The finishing stretch

Last time, we looked at the very first stitches of a project. If this blog were a 1960s TV programme, the screen would go wiggly between that post and this, signalling “some time passes”.

How much time? Well, some garments are completed at white-hot pace, leaving their maker dazed and a little breathless. Some slip through a crack in time and re-emerge years later, lacking the button bands and half a sleeve. Others grind to a halt once all their pieces have been made and huddle in bags at the back of the wardrobe, as if the shoemaker’s elves would show up shortly.
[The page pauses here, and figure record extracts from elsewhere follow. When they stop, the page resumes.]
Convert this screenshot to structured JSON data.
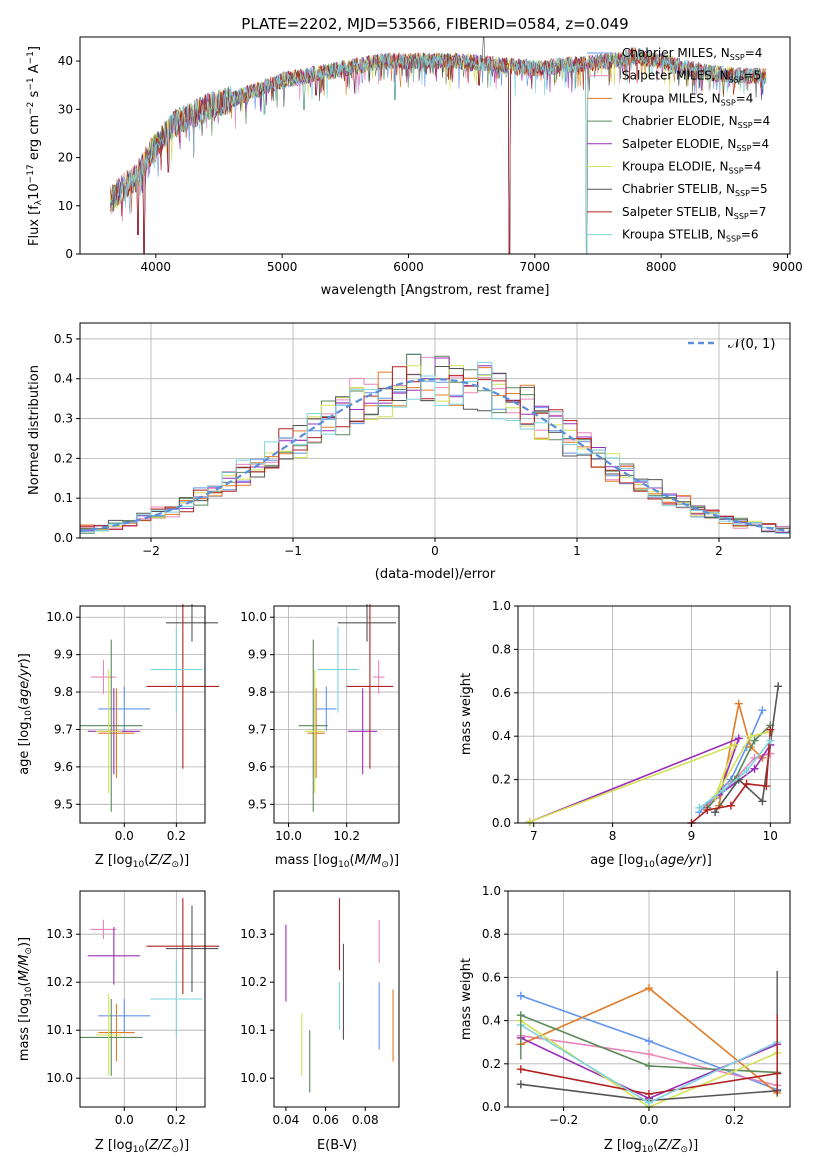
{
  "figure_title": "PLATE=2202, MJD=53566, FIBERID=0584, z=0.049",
  "colors": {
    "chabrier_miles": "#6495ED",
    "salpeter_miles": "#E986B9",
    "kroupa_miles": "#E07B27",
    "chabrier_elodie": "#5A8A5A",
    "salpeter_elodie": "#9A2FB8",
    "kroupa_elodie": "#D4E157",
    "chabrier_stelib": "#555555",
    "salpeter_stelib": "#B22222",
    "kroupa_stelib": "#7FD3E0",
    "normal_curve": "#5B8FDB",
    "grid": "#b0b0b0"
  },
  "chart_data": [
    {
      "id": "spectrum",
      "type": "line",
      "title": "PLATE=2202, MJD=53566, FIBERID=0584, z=0.049",
      "xlabel": "wavelength [Angstrom, rest frame]",
      "ylabel": "Flux [f_λ 10^-17 erg cm^-2 s^-1 A^-1]",
      "xlim": [
        3400,
        9020
      ],
      "ylim": [
        0,
        45
      ],
      "xticks": [
        "4000",
        "5000",
        "6000",
        "7000",
        "8000",
        "9000"
      ],
      "yticks": [
        "0",
        "10",
        "20",
        "30",
        "40"
      ],
      "grid": false,
      "legend_position": "top-right",
      "legend": [
        {
          "name": "Chabrier MILES",
          "ssp": "4",
          "color_key": "chabrier_miles"
        },
        {
          "name": "Salpeter MILES",
          "ssp": "5",
          "color_key": "salpeter_miles"
        },
        {
          "name": "Kroupa MILES",
          "ssp": "4",
          "color_key": "kroupa_miles"
        },
        {
          "name": "Chabrier ELODIE",
          "ssp": "4",
          "color_key": "chabrier_elodie"
        },
        {
          "name": "Salpeter ELODIE",
          "ssp": "4",
          "color_key": "salpeter_elodie"
        },
        {
          "name": "Kroupa ELODIE",
          "ssp": "4",
          "color_key": "kroupa_elodie"
        },
        {
          "name": "Chabrier STELIB",
          "ssp": "5",
          "color_key": "chabrier_stelib"
        },
        {
          "name": "Salpeter STELIB",
          "ssp": "7",
          "color_key": "salpeter_stelib"
        },
        {
          "name": "Kroupa STELIB",
          "ssp": "6",
          "color_key": "kroupa_stelib"
        }
      ],
      "continuum": [
        [
          3640,
          11
        ],
        [
          3750,
          14
        ],
        [
          3850,
          16
        ],
        [
          3950,
          21
        ],
        [
          4050,
          24
        ],
        [
          4150,
          27
        ],
        [
          4300,
          29
        ],
        [
          4450,
          31
        ],
        [
          4600,
          32
        ],
        [
          4800,
          34
        ],
        [
          5000,
          36
        ],
        [
          5200,
          37
        ],
        [
          5400,
          38
        ],
        [
          5600,
          39
        ],
        [
          5800,
          40
        ],
        [
          6000,
          40
        ],
        [
          6200,
          40
        ],
        [
          6400,
          40
        ],
        [
          6600,
          39.5
        ],
        [
          6800,
          39
        ],
        [
          7000,
          38.5
        ],
        [
          7200,
          39
        ],
        [
          7400,
          39.5
        ],
        [
          7600,
          40
        ],
        [
          7800,
          41
        ],
        [
          8000,
          40
        ],
        [
          8200,
          38.5
        ],
        [
          8400,
          37.5
        ],
        [
          8600,
          37
        ],
        [
          8800,
          37
        ],
        [
          8830,
          37
        ]
      ],
      "drops": [
        [
          3860,
          4
        ],
        [
          3905,
          0
        ],
        [
          4100,
          17
        ],
        [
          4300,
          20
        ],
        [
          4860,
          29
        ],
        [
          5175,
          30
        ],
        [
          5270,
          33
        ],
        [
          5895,
          32
        ],
        [
          6560,
          35
        ],
        [
          6800,
          0
        ],
        [
          7410,
          0
        ]
      ]
    },
    {
      "id": "residuals",
      "type": "line",
      "xlabel": "(data-model)/error",
      "ylabel": "Normed distribution",
      "xlim": [
        -2.5,
        2.5
      ],
      "ylim": [
        0,
        0.54
      ],
      "xticks": [
        "−2",
        "−1",
        "0",
        "1",
        "2"
      ],
      "yticks": [
        "0.0",
        "0.1",
        "0.2",
        "0.3",
        "0.4",
        "0.5"
      ],
      "grid": true,
      "legend_position": "top-right",
      "curve_label": "𝒩(0, 1)",
      "bin_width": 0.1,
      "bin_start": -2.5
    },
    {
      "id": "age_vs_Z",
      "type": "scatter",
      "xlabel": "Z [log10(Z/Z⊙)]",
      "ylabel": "age [log10(age/yr)]",
      "xlim": [
        -0.17,
        0.31
      ],
      "ylim": [
        9.45,
        10.03
      ],
      "xticks": [
        "0.0",
        "0.2"
      ],
      "yticks": [
        "9.5",
        "9.6",
        "9.7",
        "9.8",
        "9.9",
        "10.0"
      ],
      "grid": true,
      "points": [
        {
          "color_key": "chabrier_miles",
          "x": 0.0,
          "xerr": 0.1,
          "y": 9.755,
          "yerr": 0.06
        },
        {
          "color_key": "salpeter_miles",
          "x": -0.08,
          "xerr": 0.05,
          "y": 9.84,
          "yerr": 0.045
        },
        {
          "color_key": "kroupa_miles",
          "x": -0.03,
          "xerr": 0.07,
          "y": 9.69,
          "yerr": 0.12
        },
        {
          "color_key": "chabrier_elodie",
          "x": -0.05,
          "xerr": 0.12,
          "y": 9.71,
          "yerr": 0.23
        },
        {
          "color_key": "salpeter_elodie",
          "x": -0.04,
          "xerr": 0.1,
          "y": 9.695,
          "yerr": 0.115
        },
        {
          "color_key": "kroupa_elodie",
          "x": -0.06,
          "xerr": 0.05,
          "y": 9.695,
          "yerr": 0.165
        },
        {
          "color_key": "chabrier_stelib",
          "x": 0.26,
          "xerr": 0.1,
          "y": 9.985,
          "yerr": 0.05
        },
        {
          "color_key": "salpeter_stelib",
          "x": 0.225,
          "xerr": 0.14,
          "y": 9.815,
          "yerr": 0.22
        },
        {
          "color_key": "kroupa_stelib",
          "x": 0.2,
          "xerr": 0.1,
          "y": 9.86,
          "yerr": 0.115
        }
      ]
    },
    {
      "id": "age_vs_mass",
      "type": "scatter",
      "xlabel": "mass [log10(M/M⊙)]",
      "xlim": [
        9.95,
        10.38
      ],
      "ylim": [
        9.45,
        10.03
      ],
      "xticks": [
        "10.0",
        "10.2"
      ],
      "yticks": [
        "9.5",
        "9.6",
        "9.7",
        "9.8",
        "9.9",
        "10.0"
      ],
      "grid": true,
      "points": [
        {
          "color_key": "chabrier_miles",
          "x": 10.13,
          "xerr": 0.035,
          "y": 9.755,
          "yerr": 0.06
        },
        {
          "color_key": "salpeter_miles",
          "x": 10.31,
          "xerr": 0.02,
          "y": 9.84,
          "yerr": 0.045
        },
        {
          "color_key": "kroupa_miles",
          "x": 10.095,
          "xerr": 0.03,
          "y": 9.69,
          "yerr": 0.12
        },
        {
          "color_key": "chabrier_elodie",
          "x": 10.085,
          "xerr": 0.05,
          "y": 9.71,
          "yerr": 0.23
        },
        {
          "color_key": "salpeter_elodie",
          "x": 10.255,
          "xerr": 0.05,
          "y": 9.695,
          "yerr": 0.115
        },
        {
          "color_key": "kroupa_elodie",
          "x": 10.09,
          "xerr": 0.035,
          "y": 9.695,
          "yerr": 0.165
        },
        {
          "color_key": "chabrier_stelib",
          "x": 10.27,
          "xerr": 0.1,
          "y": 9.985,
          "yerr": 0.05
        },
        {
          "color_key": "salpeter_stelib",
          "x": 10.28,
          "xerr": 0.08,
          "y": 9.815,
          "yerr": 0.22
        },
        {
          "color_key": "kroupa_stelib",
          "x": 10.17,
          "xerr": 0.07,
          "y": 9.86,
          "yerr": 0.115
        }
      ]
    },
    {
      "id": "weight_vs_age",
      "type": "line",
      "xlabel": "age [log10(age/yr)]",
      "ylabel": "mass weight",
      "xlim": [
        6.8,
        10.25
      ],
      "ylim": [
        0,
        1
      ],
      "xticks": [
        "7",
        "8",
        "9",
        "10"
      ],
      "yticks": [
        "0.0",
        "0.2",
        "0.4",
        "0.6",
        "0.8",
        "1.0"
      ],
      "grid": true
    },
    {
      "id": "mass_vs_Z",
      "type": "scatter",
      "xlabel": "Z [log10(Z/Z⊙)]",
      "ylabel": "mass [log10(M/M⊙)]",
      "xlim": [
        -0.17,
        0.31
      ],
      "ylim": [
        9.94,
        10.39
      ],
      "xticks": [
        "0.0",
        "0.2"
      ],
      "yticks": [
        "10.0",
        "10.1",
        "10.2",
        "10.3"
      ],
      "grid": true,
      "points": [
        {
          "color_key": "chabrier_miles",
          "x": 0.0,
          "xerr": 0.1,
          "y": 10.13,
          "yerr": 0.035
        },
        {
          "color_key": "salpeter_miles",
          "x": -0.08,
          "xerr": 0.05,
          "y": 10.31,
          "yerr": 0.02
        },
        {
          "color_key": "kroupa_miles",
          "x": -0.03,
          "xerr": 0.07,
          "y": 10.095,
          "yerr": 0.06
        },
        {
          "color_key": "chabrier_elodie",
          "x": -0.05,
          "xerr": 0.12,
          "y": 10.085,
          "yerr": 0.08
        },
        {
          "color_key": "salpeter_elodie",
          "x": -0.04,
          "xerr": 0.1,
          "y": 10.255,
          "yerr": 0.06
        },
        {
          "color_key": "kroupa_elodie",
          "x": -0.06,
          "xerr": 0.05,
          "y": 10.09,
          "yerr": 0.085
        },
        {
          "color_key": "chabrier_stelib",
          "x": 0.26,
          "xerr": 0.1,
          "y": 10.27,
          "yerr": 0.09
        },
        {
          "color_key": "salpeter_stelib",
          "x": 0.225,
          "xerr": 0.14,
          "y": 10.275,
          "yerr": 0.1
        },
        {
          "color_key": "kroupa_stelib",
          "x": 0.2,
          "xerr": 0.1,
          "y": 10.165,
          "yerr": 0.08
        }
      ]
    },
    {
      "id": "mass_vs_ebv",
      "type": "scatter",
      "xlabel": "E(B-V)",
      "xlim": [
        0.034,
        0.097
      ],
      "ylim": [
        9.94,
        10.39
      ],
      "xticks": [
        "0.04",
        "0.06",
        "0.08"
      ],
      "yticks": [
        "10.0",
        "10.1",
        "10.2",
        "10.3"
      ],
      "grid": false,
      "points": [
        {
          "color_key": "chabrier_miles",
          "x": 0.087,
          "y": 10.13,
          "yerr": 0.07
        },
        {
          "color_key": "salpeter_miles",
          "x": 0.087,
          "y": 10.285,
          "yerr": 0.045
        },
        {
          "color_key": "kroupa_miles",
          "x": 0.094,
          "y": 10.11,
          "yerr": 0.075
        },
        {
          "color_key": "chabrier_elodie",
          "x": 0.052,
          "y": 10.035,
          "yerr": 0.065
        },
        {
          "color_key": "salpeter_elodie",
          "x": 0.04,
          "y": 10.24,
          "yerr": 0.08
        },
        {
          "color_key": "kroupa_elodie",
          "x": 0.048,
          "y": 10.07,
          "yerr": 0.065
        },
        {
          "color_key": "chabrier_stelib",
          "x": 0.069,
          "y": 10.18,
          "yerr": 0.1
        },
        {
          "color_key": "salpeter_stelib",
          "x": 0.067,
          "y": 10.3,
          "yerr": 0.075
        },
        {
          "color_key": "kroupa_stelib",
          "x": 0.067,
          "y": 10.15,
          "yerr": 0.05
        }
      ]
    },
    {
      "id": "weight_vs_Z",
      "type": "line",
      "xlabel": "Z [log10(Z/Z⊙)]",
      "ylabel": "mass weight",
      "xlim": [
        -0.33,
        0.33
      ],
      "ylim": [
        0,
        1
      ],
      "xticks": [
        "−0.2",
        "0.0",
        "0.2"
      ],
      "yticks": [
        "0.0",
        "0.2",
        "0.4",
        "0.6",
        "0.8",
        "1.0"
      ],
      "grid": true,
      "series": [
        {
          "color_key": "chabrier_miles",
          "x": [
            -0.3,
            0.0,
            0.3
          ],
          "y": [
            0.515,
            0.305,
            0.08
          ]
        },
        {
          "color_key": "salpeter_miles",
          "x": [
            -0.3,
            0.0,
            0.3
          ],
          "y": [
            0.33,
            0.245,
            0.1
          ]
        },
        {
          "color_key": "kroupa_miles",
          "x": [
            -0.3,
            0.0,
            0.3
          ],
          "y": [
            0.29,
            0.55,
            0.065
          ]
        },
        {
          "color_key": "chabrier_elodie",
          "x": [
            -0.3,
            0.0,
            0.3
          ],
          "y": [
            0.425,
            0.19,
            0.16
          ]
        },
        {
          "color_key": "salpeter_elodie",
          "x": [
            -0.3,
            0.0,
            0.3
          ],
          "y": [
            0.32,
            0.04,
            0.29
          ]
        },
        {
          "color_key": "kroupa_elodie",
          "x": [
            -0.3,
            0.0,
            0.3
          ],
          "y": [
            0.4,
            0.0,
            0.25
          ]
        },
        {
          "color_key": "chabrier_stelib",
          "x": [
            -0.3,
            0.0,
            0.3
          ],
          "y": [
            0.105,
            0.03,
            0.075
          ]
        },
        {
          "color_key": "salpeter_stelib",
          "x": [
            -0.3,
            0.0,
            0.3
          ],
          "y": [
            0.175,
            0.06,
            0.155
          ]
        },
        {
          "color_key": "kroupa_stelib",
          "x": [
            -0.3,
            0.0,
            0.3
          ],
          "y": [
            0.38,
            0.02,
            0.3
          ]
        }
      ]
    }
  ]
}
This last is a common problem among knitters and crocheters. It’s also a strange one. Do we just run out of steam, or are we secretly worried that our careful work won’t look so good after it’s been put together with lumpy seams and baggy easing?

One solution is to choose patterns that don’t need any (or much) assembly. A top-down cardigan like our All Seasons Cardi requires no seaming at all.

There’s other ways of avoiding lumpy seams, though. It’s possible to discard the lumps but keep the joins, and this is something that patterns (rather scandalously) don’t tell you, preferring to stay silent about that last stage. This is why one of our most popular classes at This Is Knit is Finishing School.

Helen (hmabells on Ravelry) takes the class through mattress stitch and fake grafting, producing smooth and professional seams:

Where you need strength (at a shoulder seam, for example) she’ll show you how to plan and execute a three-needle cast off (neater than a sewn seam, stronger than a graft).

Our finishing school won’t teach you how to get out of an Aston Martin in a ladylike manner. But it will stop your lovely work from ending up in the back of the wardrobe, waiting dolefully for the elves.